Symbol of reunion with China, panda Tuan Tuan dies in Taipei
Tuan Tuan, one of two giant pandas gifted to Taiwan from China as a symbol of hoped-for reunion between the sides, has died
TAIPEI, Taiwan — Tuan Tuan, one of two giant pandas gifted to Taiwan from China, died Saturday after a brief illness, the Taipei Zoo said.
No cause of death was immediately given, but earlier reports said the panda was believed to have a malignant brain tumor, prompting China to send a pair of experts to Taiwan earlier this month to help with his treatment.
Tuan Tuan did not respond and after a series of seizures Saturday was placed in an induced coma, according to Taiwanese news reports.
Tuan Tuan and his mate, Yuan Yuan, were gifted to the zoo in 2008 during a time of warming relations between China and Taiwan, which split amid civil war in 1949. Both were born in China in 2004 and succeeded in having a pair of cubs in Taiwan.

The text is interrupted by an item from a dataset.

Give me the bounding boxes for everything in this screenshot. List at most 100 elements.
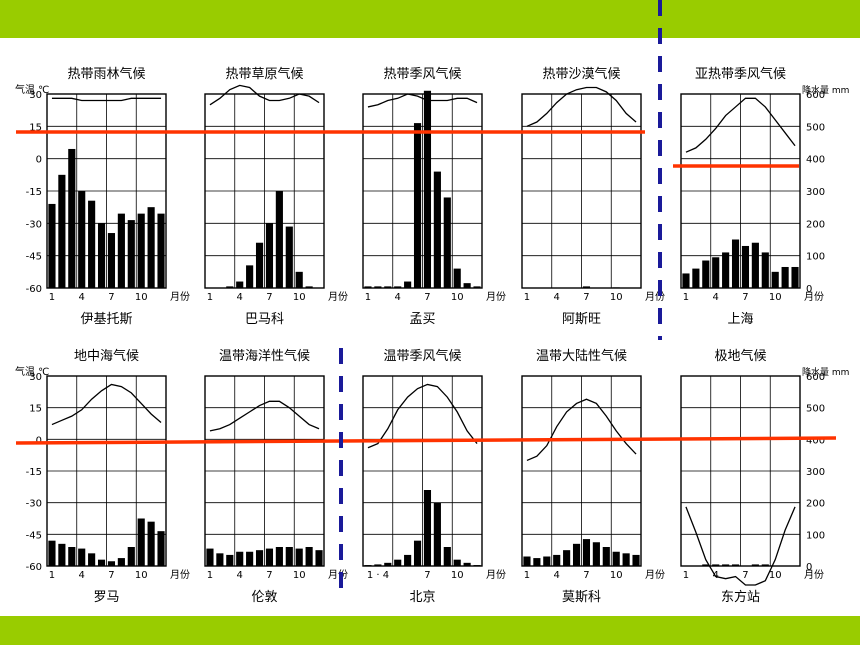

The average life span for pandas in the wild is 15-20 years, while they can live for 30 years or more under human care.
Ties between Beijing and Taipei have declined sharply in the year’s since the pair’s arrival, with China cutting off contacts in 2016 following the election of independence-leaning President Tsai Ing-wen, who was reelected in 2020.
China sends pandas abroad as a sign of goodwill but maintains ownership over the animals and any cubs they produce. An unofficial national mascot, the animals are native to southwestern China, reproduce rarely and rely almost exclusively on a diet of bamboo.
An estimated 1,800 pandas live in the wild, while another 500 are in zoos or reserves, mostly in Sichuan, where they are a protected species but remain under threat from habitat loss.